People on this subreddit need a reality check.
It seems that many people commenting on posts giving "advice" don't realize the gravity of what they are doing. Advice and passing a judgement are completely different things. Many people on here are straight up passing judgements on every OPs spouse and how awful and evil they are.
Just this week, I have seen a commenter use words like "nasty, vile" being used for people they don't even know and are not even present. Who told you that this person is vile over the one action described in a biased post? That is a whole muslim with honor of their own.
We have to realize people post here during conflict most of the time from high conflict relationships, which is almost never a one sided ordeal. Unless there is mention of major haram like zina, physical abuse, gambling, alcholism - why are we passing verdicts on people and turning spouses against each other? Advice involves giving the next steps to OP that may help their situation. Not telling them how much of a loser they are for staying because "hey I would never allow myself to take xyz."

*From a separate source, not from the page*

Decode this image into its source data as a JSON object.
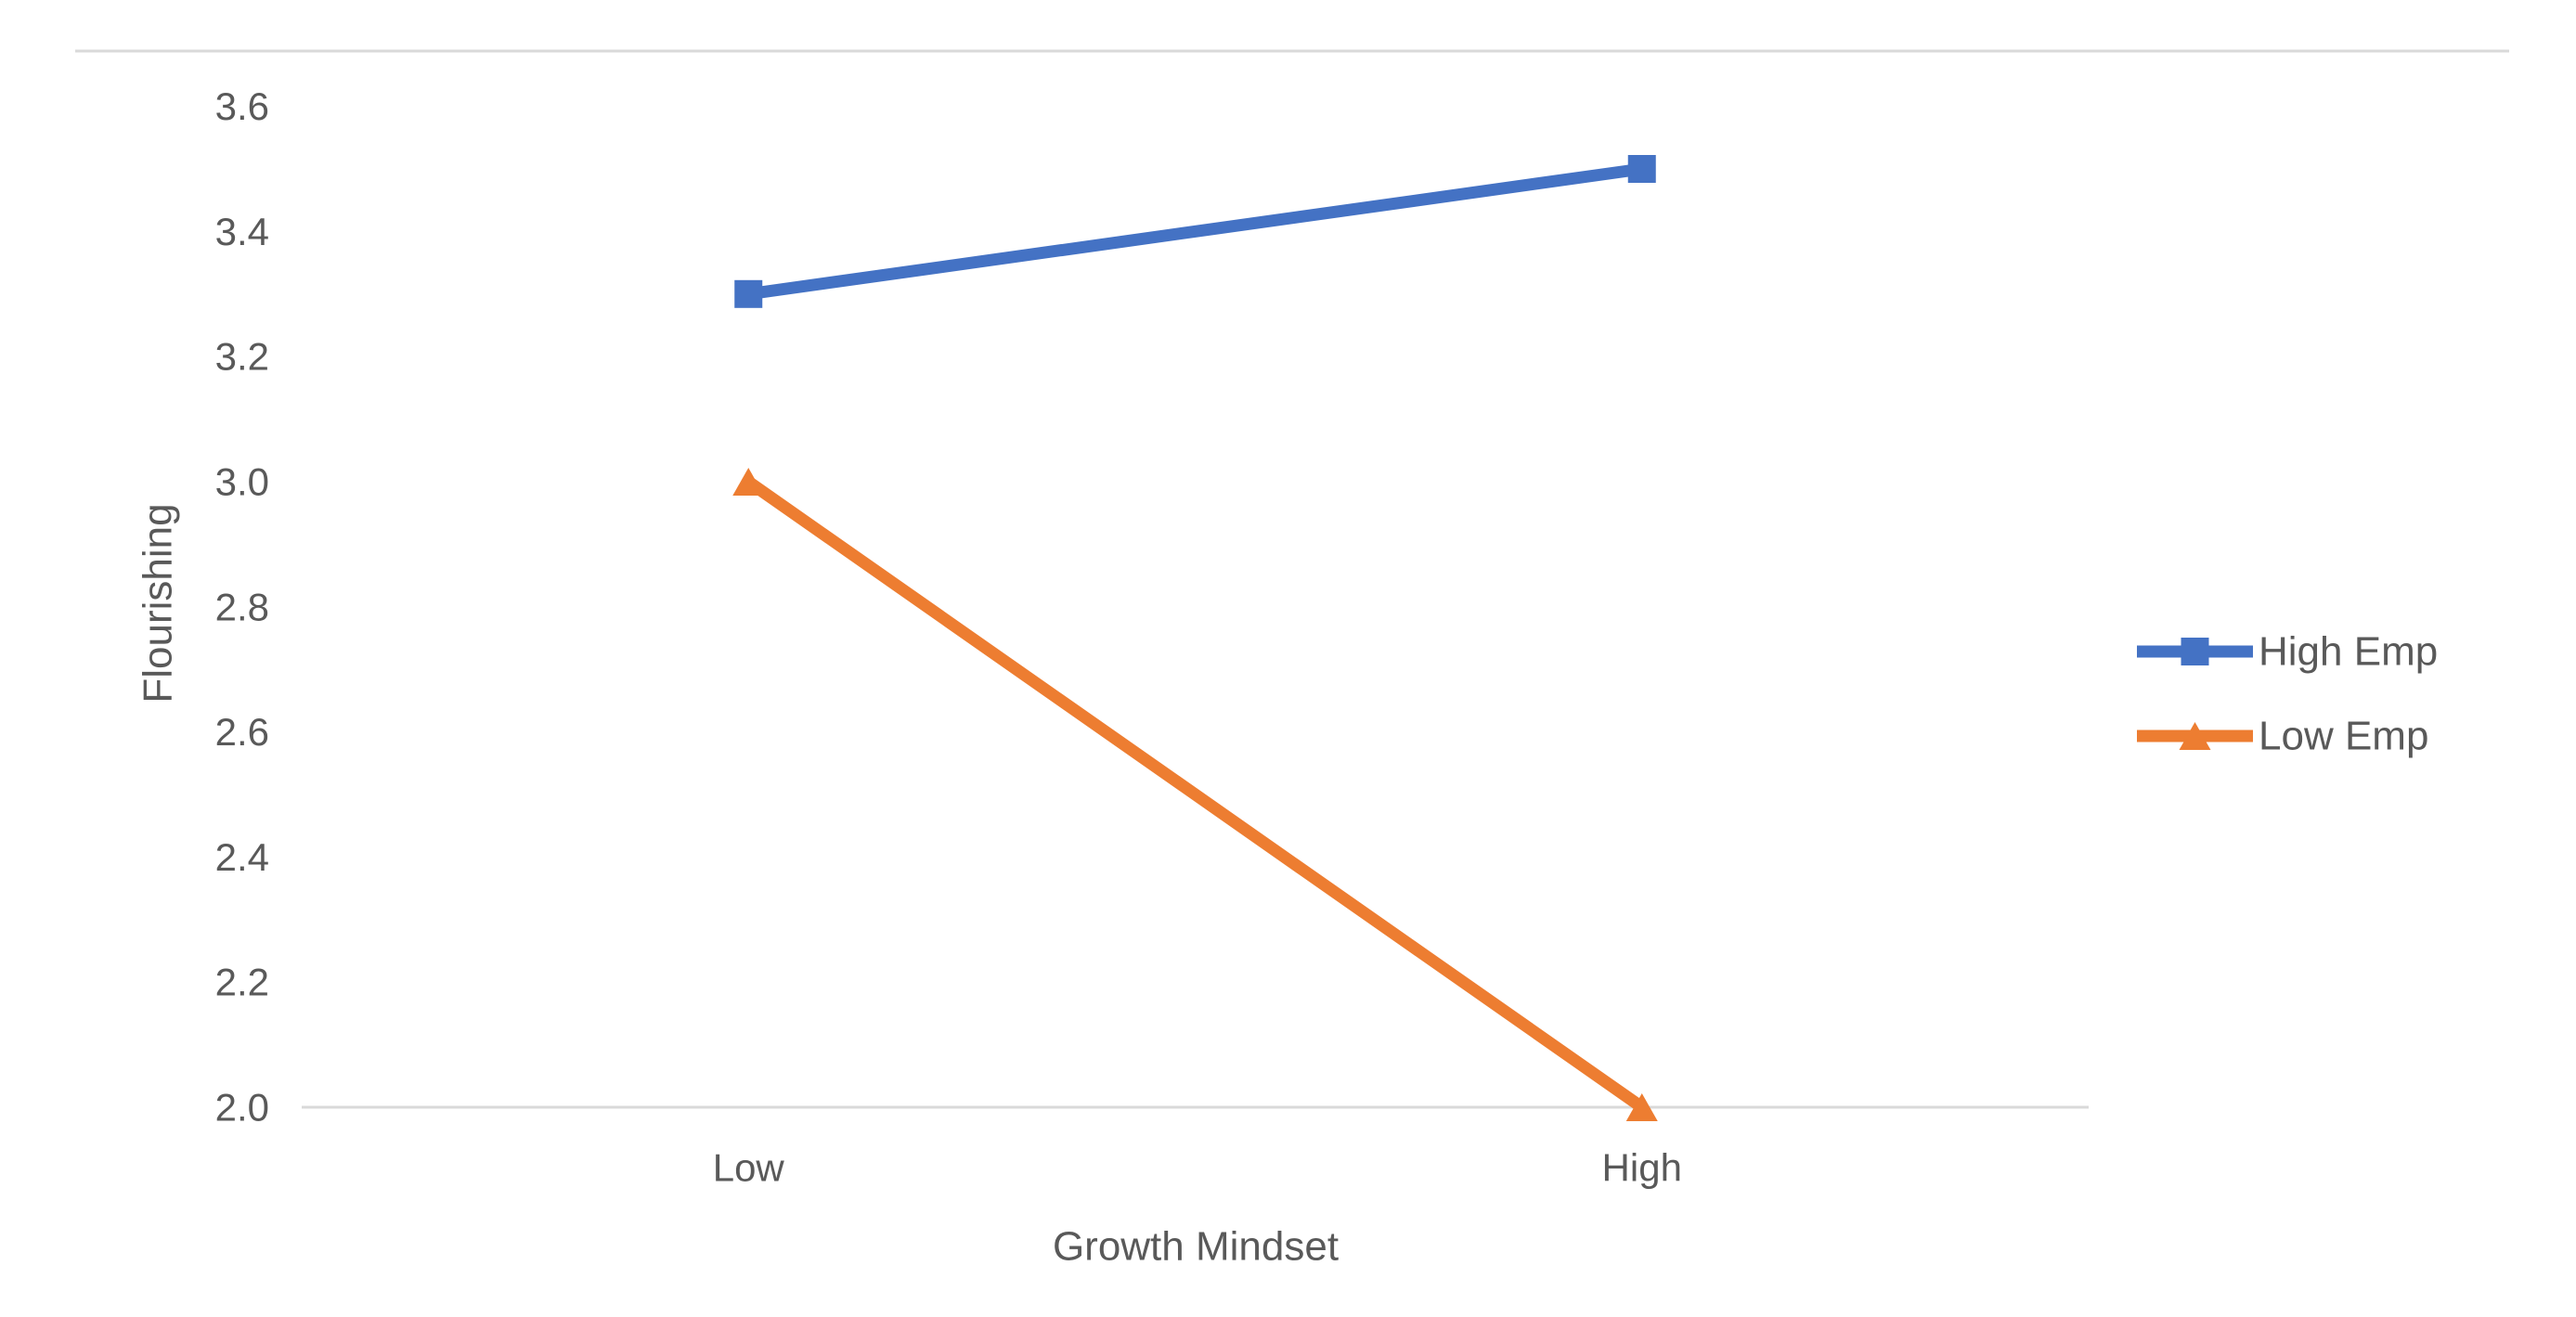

One of my friends got divorced because of this subreddit and it was a whole thing in her family. Her husband posted on here. "Wife is disrespectful, crazy, kicked me out" and he got verdicts. Judgements. NOT ADIVCE. "She needs psychiatric help, send her back to her parents (haram btw), how disrespectful I would serve divorce papers the next day." Just one-sided verdicts filling his ears. He divorced her. Afterwards she revealed that he was cheating on her the entire relationship and she didnt want to reveal it because she was hoping things would get better. That her anger would subside, that she will love him again, and she didnt want to reveal her husbands flaws and then regret it. I know she should've divorced him any way but she was SHAMED in the process. Publicly. While she kept secrets. And this subreddit gave him the audacity to do that to her. Last I heard, he wants her back. And she said she could've forgiven the cheating but not the character assassination during divorce.
Another heartbreaking thing I noticed is people choosing to reveal that they are divorced through their flairs but then being shamed for being divorced if they say something people disagree with. There was a sister on here that deleted her account recently, I would dm her sometimes. She had made many posts for months about being cheated on and financially abused. And EVERYONE told her to leave her husband. Eventually she did. The other day a couple men replied to her "well not surprised you're divorced" because they didnt agree with her on something. SubhanAllah. Her account is no longer there because I know that is not the first time men shame her for being divorced without knowing in what circumstances she had to ask for khula. And honestly I would dare them to say it to her face or her father's face. They wouldn't. Apparently Islamic rules don't apply to you when it's the internet?
This is a MUSLIM community. An islamic space and islamic rules need to be upheld here by ALL members. I urge the space to use their words wisely. To stop giving emotional verdicts. And to give advice rather than pass judgements on characters. These are real marriages. REAL muslims.
Everyone here is accountable for their words.
The Messenger of Allah (peace be upon him) said:
“When two disputing parties come to you, then do not pass a judgement against one party until you hear the other person’s case. [After hearing out both parties] A ruling will then become clear.”
(Musnad Ahmad, vol. 1, pg. 149. Also see: Sahih Ibn Hibban; Al Ihsan, Hadith: 5065)
Edit- I am not anti-divorce, I am pro-respectful language and basic respect in online conversations. Because truth is you will never have the full picture in these posts. The least we can do it not get emotional over half information. If you know that people lie on here, why are you getting emotional? Give logical advice and thoughts without insults and rage.